C’est dire l’importance d’une réflexion critique qui situe le discernement communautaire dans son ordre, c’est-à-dire comme un comportement pastoral, inspiré par la foi. L’enjeu, en effet, en marque l’esprit : il s’agit de reconnaître l’appel de Dieu dans une option à prendre par une communauté au service de l’Église.
Dans cet éclairage les décisions trouvent leur vrai sens, qu’il s’agisse d’une nouvelle implantation, de la fermeture d’une maison aussi bien que de modifier un emploi du temps ou le style d’un accueil. Les problèmes abordés ne sont plus seulement administratifs, pédagogiques, financiers ou psychologiques mais, en dernière analyse, ils sont toujours, peu ou prou, missionnaires.
Ceci requiert une double attention : aux personnes d’une part, aux exigences de l’évangélisation d’autre part. Être attentif aux personnes, cela veut dire aider chacune à reconnaître ses dons et ses charismes et à les distinguer de ce qui serait tentation ou caprice. Reconnaître les exigences de l’évangélisation, c’est percevoir les signes des temps et leur expression dans les besoins pastoraux de l’Église. A la source de tout discernement communautaire, il y a la conviction que le chemin qui amène chaque personne à obéir à l’appel du Seigneur, la conduit, au sein d’une communauté, à entrer dans la mission évangélisatrice de l’Église. Le discernement doit faire apparaître comment le projet personnel de chacun s’inscrit, en le construisant, dans le projet missionnaire de la communauté. Telle est la problématique spirituelle d’un discernement communautaire mené selon le charisme de la congrégation [1].

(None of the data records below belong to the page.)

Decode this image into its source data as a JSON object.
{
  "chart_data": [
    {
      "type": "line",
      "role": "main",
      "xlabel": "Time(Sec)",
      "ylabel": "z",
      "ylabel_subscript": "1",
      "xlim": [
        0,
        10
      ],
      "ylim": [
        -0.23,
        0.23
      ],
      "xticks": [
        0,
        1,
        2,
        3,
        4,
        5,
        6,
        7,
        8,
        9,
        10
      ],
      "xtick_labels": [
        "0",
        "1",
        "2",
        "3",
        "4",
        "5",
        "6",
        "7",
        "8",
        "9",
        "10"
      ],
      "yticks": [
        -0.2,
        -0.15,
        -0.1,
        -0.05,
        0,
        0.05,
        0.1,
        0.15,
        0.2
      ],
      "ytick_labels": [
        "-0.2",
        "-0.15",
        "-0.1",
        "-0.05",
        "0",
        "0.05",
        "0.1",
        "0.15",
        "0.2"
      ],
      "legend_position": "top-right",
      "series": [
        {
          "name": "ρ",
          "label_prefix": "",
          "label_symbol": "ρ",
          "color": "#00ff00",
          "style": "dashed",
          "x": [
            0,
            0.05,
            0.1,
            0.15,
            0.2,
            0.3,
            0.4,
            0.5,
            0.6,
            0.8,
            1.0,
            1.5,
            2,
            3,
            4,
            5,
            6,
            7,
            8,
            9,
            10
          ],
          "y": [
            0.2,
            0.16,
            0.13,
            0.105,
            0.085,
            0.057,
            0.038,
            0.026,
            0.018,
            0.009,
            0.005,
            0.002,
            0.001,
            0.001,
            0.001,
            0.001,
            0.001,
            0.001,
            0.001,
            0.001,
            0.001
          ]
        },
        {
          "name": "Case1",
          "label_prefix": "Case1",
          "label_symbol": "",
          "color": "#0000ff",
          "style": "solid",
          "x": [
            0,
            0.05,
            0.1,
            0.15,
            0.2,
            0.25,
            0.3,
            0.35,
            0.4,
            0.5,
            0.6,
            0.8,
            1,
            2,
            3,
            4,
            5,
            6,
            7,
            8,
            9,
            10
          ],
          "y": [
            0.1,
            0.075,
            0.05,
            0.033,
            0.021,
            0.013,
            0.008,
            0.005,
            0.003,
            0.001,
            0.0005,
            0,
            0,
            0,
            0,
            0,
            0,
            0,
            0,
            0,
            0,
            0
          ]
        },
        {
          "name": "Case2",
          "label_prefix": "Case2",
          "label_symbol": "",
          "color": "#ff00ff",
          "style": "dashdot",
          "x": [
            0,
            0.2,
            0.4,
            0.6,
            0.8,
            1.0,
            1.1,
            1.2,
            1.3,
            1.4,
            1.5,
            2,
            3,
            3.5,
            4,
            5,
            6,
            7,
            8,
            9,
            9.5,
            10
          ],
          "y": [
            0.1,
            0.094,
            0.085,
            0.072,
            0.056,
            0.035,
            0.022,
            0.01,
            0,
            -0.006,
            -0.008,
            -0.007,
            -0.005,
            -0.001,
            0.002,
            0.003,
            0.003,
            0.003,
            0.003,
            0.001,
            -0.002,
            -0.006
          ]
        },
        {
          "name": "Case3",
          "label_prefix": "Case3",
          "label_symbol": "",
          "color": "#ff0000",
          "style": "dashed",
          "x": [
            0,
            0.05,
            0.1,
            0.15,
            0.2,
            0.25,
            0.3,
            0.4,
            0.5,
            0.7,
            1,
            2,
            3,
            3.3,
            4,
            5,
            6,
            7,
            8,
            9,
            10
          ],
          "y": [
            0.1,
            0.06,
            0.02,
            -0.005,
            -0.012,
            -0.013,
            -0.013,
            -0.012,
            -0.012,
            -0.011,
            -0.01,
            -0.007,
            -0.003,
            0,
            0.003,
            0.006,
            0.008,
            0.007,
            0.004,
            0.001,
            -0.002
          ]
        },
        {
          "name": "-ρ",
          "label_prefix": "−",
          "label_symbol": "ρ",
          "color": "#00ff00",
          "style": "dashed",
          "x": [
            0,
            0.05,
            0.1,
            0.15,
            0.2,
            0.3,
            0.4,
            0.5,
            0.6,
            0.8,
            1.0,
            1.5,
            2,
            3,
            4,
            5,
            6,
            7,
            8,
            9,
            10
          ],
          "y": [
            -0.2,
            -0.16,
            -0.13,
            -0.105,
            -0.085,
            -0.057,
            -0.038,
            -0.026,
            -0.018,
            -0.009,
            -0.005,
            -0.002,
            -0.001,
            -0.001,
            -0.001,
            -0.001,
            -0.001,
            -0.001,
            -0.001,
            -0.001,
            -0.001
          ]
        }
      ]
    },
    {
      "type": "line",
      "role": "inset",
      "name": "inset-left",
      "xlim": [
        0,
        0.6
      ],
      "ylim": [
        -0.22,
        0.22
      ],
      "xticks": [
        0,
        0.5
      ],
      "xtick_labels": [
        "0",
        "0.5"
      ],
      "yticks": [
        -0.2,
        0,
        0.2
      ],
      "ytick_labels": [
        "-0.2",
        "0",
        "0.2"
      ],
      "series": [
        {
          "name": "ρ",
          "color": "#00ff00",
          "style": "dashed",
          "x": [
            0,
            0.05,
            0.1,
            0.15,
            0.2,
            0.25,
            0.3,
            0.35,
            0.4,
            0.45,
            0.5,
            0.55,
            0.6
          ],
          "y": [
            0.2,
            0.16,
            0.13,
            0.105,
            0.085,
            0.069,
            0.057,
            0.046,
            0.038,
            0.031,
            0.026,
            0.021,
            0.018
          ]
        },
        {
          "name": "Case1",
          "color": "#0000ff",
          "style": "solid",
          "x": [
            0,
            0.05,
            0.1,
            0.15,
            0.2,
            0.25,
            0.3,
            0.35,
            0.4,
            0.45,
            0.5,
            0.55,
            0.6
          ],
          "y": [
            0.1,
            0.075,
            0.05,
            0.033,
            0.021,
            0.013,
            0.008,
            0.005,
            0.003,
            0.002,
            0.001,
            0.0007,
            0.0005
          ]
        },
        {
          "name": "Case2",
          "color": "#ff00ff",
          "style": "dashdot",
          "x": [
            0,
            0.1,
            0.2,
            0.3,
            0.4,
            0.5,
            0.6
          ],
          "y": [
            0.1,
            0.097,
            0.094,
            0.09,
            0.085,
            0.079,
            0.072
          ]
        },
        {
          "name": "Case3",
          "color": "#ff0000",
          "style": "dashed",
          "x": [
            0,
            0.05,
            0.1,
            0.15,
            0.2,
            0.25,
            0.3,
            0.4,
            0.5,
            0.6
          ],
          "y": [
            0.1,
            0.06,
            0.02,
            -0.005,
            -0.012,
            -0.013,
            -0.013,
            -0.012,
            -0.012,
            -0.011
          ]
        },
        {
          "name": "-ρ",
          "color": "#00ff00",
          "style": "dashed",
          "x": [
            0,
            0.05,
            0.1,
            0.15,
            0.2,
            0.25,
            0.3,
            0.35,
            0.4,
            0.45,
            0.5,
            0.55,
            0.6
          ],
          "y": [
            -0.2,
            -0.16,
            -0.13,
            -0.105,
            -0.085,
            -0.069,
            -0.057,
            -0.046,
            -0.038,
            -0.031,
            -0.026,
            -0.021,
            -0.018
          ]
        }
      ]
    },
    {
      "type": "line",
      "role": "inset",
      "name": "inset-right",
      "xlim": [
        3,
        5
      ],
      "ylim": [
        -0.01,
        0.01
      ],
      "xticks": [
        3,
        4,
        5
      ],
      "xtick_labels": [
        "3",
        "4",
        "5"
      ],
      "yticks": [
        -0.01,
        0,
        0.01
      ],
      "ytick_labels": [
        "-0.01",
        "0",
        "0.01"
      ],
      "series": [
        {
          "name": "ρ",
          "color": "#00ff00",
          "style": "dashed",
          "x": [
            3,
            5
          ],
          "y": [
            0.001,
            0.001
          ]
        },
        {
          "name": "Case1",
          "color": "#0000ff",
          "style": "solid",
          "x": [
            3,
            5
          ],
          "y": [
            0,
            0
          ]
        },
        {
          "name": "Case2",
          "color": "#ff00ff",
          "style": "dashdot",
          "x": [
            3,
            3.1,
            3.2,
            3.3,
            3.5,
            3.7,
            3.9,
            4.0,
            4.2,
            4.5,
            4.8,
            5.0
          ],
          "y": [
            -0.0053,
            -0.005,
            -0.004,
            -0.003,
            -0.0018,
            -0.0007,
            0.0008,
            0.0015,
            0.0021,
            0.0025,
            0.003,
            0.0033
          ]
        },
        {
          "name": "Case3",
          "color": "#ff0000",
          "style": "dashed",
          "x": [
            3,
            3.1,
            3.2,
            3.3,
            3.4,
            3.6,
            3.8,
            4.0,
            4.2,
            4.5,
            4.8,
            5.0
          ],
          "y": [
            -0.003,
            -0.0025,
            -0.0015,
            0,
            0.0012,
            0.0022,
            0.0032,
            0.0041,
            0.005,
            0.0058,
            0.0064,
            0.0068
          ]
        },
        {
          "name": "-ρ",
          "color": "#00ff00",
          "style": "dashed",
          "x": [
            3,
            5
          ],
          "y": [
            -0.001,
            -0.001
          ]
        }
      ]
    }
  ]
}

Le déploiement du discernement s’effectue selon le lieu réel où il se situe, à savoir en communauté. Quelle communauté ? Il ne s’agit ici ni d’un groupe sociologique, ni d’une équipe « fonctionnelle », mais, plus radicalement, d’une communauté de foi. Celle-ci est placée, dans l’Esprit Saint, au cœur de plusieurs cercles concentriques : Église, congrégation, fraternité de base. Cette situation fournira le plan de cette étude.
Discerner dans l’Église : l’Esprit et l’évangélisation
Le discernement communautaire est donc une certaine manière de vivre selon l’Esprit, qui « ne cesse de rassembler » l’humanité en un seul Peuple à la louange de la gloire de Dieu. Le mystère de l’Église – icône de la Trinité – est la lumière dans laquelle chaque communauté doit, d’emblée, se situer pour choisir et décider [2].
La pratique de l’Église primitive fournit un modèle de ce que peut être un discernement ecclésial dans l’Esprit Saint.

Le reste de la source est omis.